A particular horror that appends democracy and free speech is the right, earned over 1,000 years of political history, for folk who live in this country to stand up and say what they want.
Implicit in ‘stand up’ of course is people knowing who you are. In this at least, Katie Hopkins beats Twitter trolls: she is proud of her profile and cares not even slightly about the opprobrium she attracts.
The latest edition of The Journalist contains a feature about social media abusers. It’s mostly very funny. Not the trolling, which is largely unpleasant, but that otherwise intelligent and educated folk actually regard the anonymous abuse seriously.
It is here that Katie Hopkins, known in the trade as ‘Queen of Mean’ shows the way to go to more sensitive souls.
She admits that she is “…threatened on a fairly regular basis.

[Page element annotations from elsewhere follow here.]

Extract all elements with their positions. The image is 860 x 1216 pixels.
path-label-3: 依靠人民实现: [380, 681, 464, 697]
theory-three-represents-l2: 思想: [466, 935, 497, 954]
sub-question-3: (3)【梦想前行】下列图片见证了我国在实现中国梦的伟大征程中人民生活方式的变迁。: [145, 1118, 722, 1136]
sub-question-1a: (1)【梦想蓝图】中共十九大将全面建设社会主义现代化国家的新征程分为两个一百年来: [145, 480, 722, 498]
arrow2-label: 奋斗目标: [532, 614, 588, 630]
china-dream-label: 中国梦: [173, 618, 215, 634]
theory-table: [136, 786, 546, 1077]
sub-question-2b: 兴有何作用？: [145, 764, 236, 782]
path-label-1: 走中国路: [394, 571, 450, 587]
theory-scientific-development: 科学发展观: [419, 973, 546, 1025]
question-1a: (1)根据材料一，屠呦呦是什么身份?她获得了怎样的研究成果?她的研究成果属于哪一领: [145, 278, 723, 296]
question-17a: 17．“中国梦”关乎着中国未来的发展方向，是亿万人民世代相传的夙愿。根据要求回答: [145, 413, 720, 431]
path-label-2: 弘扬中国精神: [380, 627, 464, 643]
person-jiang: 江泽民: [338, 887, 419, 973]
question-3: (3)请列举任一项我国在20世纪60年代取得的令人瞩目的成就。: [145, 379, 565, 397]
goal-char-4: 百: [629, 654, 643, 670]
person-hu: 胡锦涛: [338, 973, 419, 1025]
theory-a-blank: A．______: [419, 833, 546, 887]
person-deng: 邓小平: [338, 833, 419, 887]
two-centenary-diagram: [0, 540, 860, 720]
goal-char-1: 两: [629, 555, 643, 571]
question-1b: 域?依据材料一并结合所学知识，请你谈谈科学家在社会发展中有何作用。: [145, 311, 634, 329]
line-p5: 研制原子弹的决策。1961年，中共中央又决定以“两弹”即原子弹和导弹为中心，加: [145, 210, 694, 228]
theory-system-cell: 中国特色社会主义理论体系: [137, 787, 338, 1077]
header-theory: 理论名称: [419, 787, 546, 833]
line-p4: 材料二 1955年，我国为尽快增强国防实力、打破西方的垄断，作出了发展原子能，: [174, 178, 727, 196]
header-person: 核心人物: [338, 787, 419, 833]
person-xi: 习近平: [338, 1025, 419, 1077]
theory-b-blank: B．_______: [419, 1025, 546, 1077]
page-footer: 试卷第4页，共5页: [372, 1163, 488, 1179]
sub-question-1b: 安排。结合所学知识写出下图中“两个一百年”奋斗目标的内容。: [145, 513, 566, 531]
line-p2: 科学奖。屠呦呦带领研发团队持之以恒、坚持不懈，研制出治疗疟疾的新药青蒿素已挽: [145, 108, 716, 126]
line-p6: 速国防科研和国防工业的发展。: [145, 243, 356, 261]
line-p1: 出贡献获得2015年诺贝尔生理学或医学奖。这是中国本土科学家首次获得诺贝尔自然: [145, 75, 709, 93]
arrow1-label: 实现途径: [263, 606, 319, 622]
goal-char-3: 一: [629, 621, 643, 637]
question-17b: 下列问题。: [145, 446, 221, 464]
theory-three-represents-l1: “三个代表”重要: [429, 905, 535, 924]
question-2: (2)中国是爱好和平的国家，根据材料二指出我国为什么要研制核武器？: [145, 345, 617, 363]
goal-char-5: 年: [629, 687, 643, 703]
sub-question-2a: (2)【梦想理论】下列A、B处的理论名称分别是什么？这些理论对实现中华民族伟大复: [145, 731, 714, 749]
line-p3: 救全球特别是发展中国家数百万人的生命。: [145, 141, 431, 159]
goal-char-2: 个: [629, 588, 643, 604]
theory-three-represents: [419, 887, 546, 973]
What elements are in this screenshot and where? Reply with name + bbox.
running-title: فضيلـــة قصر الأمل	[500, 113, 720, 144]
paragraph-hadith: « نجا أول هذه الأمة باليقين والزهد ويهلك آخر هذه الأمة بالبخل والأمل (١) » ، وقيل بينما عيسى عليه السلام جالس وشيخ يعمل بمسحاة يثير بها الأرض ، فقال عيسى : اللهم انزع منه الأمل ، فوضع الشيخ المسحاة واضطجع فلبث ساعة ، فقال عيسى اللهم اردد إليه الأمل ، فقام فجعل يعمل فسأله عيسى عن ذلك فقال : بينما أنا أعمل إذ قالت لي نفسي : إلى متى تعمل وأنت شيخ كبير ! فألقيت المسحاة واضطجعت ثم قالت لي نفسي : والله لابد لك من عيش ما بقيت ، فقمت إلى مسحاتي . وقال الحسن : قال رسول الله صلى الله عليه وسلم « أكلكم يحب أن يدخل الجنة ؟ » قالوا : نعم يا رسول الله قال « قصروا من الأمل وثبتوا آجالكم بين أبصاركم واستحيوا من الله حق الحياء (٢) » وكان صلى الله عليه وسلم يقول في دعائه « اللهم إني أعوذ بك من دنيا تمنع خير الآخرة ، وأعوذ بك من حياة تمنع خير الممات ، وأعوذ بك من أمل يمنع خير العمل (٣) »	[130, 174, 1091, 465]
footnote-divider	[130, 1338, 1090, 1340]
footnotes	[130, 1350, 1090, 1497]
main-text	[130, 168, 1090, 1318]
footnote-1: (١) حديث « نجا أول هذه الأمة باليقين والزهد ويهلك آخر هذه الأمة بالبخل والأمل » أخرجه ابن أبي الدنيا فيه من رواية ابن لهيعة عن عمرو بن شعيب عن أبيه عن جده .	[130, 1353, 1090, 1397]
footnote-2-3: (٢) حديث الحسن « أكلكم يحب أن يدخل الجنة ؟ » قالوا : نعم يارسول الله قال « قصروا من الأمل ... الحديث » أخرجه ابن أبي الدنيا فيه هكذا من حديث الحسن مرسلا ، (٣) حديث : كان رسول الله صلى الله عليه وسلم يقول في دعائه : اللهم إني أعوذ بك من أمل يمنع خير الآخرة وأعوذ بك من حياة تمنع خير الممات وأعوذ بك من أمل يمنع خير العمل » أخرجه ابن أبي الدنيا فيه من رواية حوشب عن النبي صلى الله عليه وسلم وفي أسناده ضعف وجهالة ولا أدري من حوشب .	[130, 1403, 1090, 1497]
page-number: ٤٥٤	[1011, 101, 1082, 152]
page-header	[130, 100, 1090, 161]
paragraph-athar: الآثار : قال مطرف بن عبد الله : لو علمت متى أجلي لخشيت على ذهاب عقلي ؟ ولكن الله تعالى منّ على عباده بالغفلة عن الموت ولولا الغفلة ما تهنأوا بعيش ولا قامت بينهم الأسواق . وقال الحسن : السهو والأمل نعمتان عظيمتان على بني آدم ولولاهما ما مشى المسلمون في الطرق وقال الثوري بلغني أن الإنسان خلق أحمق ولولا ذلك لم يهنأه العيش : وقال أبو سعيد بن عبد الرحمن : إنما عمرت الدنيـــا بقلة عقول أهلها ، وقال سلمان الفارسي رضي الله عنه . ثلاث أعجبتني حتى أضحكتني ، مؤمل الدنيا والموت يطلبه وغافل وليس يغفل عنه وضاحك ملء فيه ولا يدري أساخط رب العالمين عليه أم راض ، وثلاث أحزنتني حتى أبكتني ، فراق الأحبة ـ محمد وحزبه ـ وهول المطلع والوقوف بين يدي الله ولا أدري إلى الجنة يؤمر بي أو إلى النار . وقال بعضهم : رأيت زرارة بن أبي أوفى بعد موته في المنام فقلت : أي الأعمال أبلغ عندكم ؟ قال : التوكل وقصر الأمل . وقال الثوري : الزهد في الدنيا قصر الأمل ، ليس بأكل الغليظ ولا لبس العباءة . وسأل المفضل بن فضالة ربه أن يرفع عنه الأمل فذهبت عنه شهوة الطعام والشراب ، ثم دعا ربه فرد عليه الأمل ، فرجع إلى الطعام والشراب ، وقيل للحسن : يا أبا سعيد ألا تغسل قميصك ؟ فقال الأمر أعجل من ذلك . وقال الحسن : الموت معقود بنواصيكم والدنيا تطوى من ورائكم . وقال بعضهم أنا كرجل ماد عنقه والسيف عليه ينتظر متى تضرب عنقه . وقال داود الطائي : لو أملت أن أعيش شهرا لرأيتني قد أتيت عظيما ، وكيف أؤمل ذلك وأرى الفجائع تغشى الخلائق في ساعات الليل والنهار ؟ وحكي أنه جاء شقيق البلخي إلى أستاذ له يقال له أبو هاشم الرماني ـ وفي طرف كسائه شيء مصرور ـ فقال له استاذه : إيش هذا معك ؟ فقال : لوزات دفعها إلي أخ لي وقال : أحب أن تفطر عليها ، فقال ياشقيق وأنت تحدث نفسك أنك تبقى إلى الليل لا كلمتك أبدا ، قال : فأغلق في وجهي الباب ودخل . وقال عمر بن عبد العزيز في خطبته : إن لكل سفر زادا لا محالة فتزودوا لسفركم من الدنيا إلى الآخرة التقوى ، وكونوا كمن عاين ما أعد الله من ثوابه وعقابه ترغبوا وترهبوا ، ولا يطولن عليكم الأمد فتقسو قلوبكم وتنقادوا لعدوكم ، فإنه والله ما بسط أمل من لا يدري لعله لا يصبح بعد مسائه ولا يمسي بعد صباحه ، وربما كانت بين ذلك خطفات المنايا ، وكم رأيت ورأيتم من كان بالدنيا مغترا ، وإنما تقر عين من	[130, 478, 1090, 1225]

“Some threaten to rape me with a machete. Others that they are going to punch me in the face with a house brick. I don’t think that it is an issue. I suspect these are weak young men and women who still live with their mum, floss their teeth with their toe nails and eat their own ear wax for breakfast.”
For once, in my opinion, Ms Hopkins displays a degree of robust common sense.
The same edition of this fine professional organ includes a regular column by Chris Proctor, veteran journalist and stand-up, in which he also writes about dangerous (to the writer) tweets.
An example he cites concerns a woman who was offered a job by Cisco, the technology giant. She emerged from the interview, job offer in hand, and tweeted:“Cisco offered me a job! Now I have to weigh the utility of a fatty pay check against the daily commute to San Jose and hating the work.”
The next tweet on her account, writes Procter, was from Cisco. It said that the job was no longer available. To her.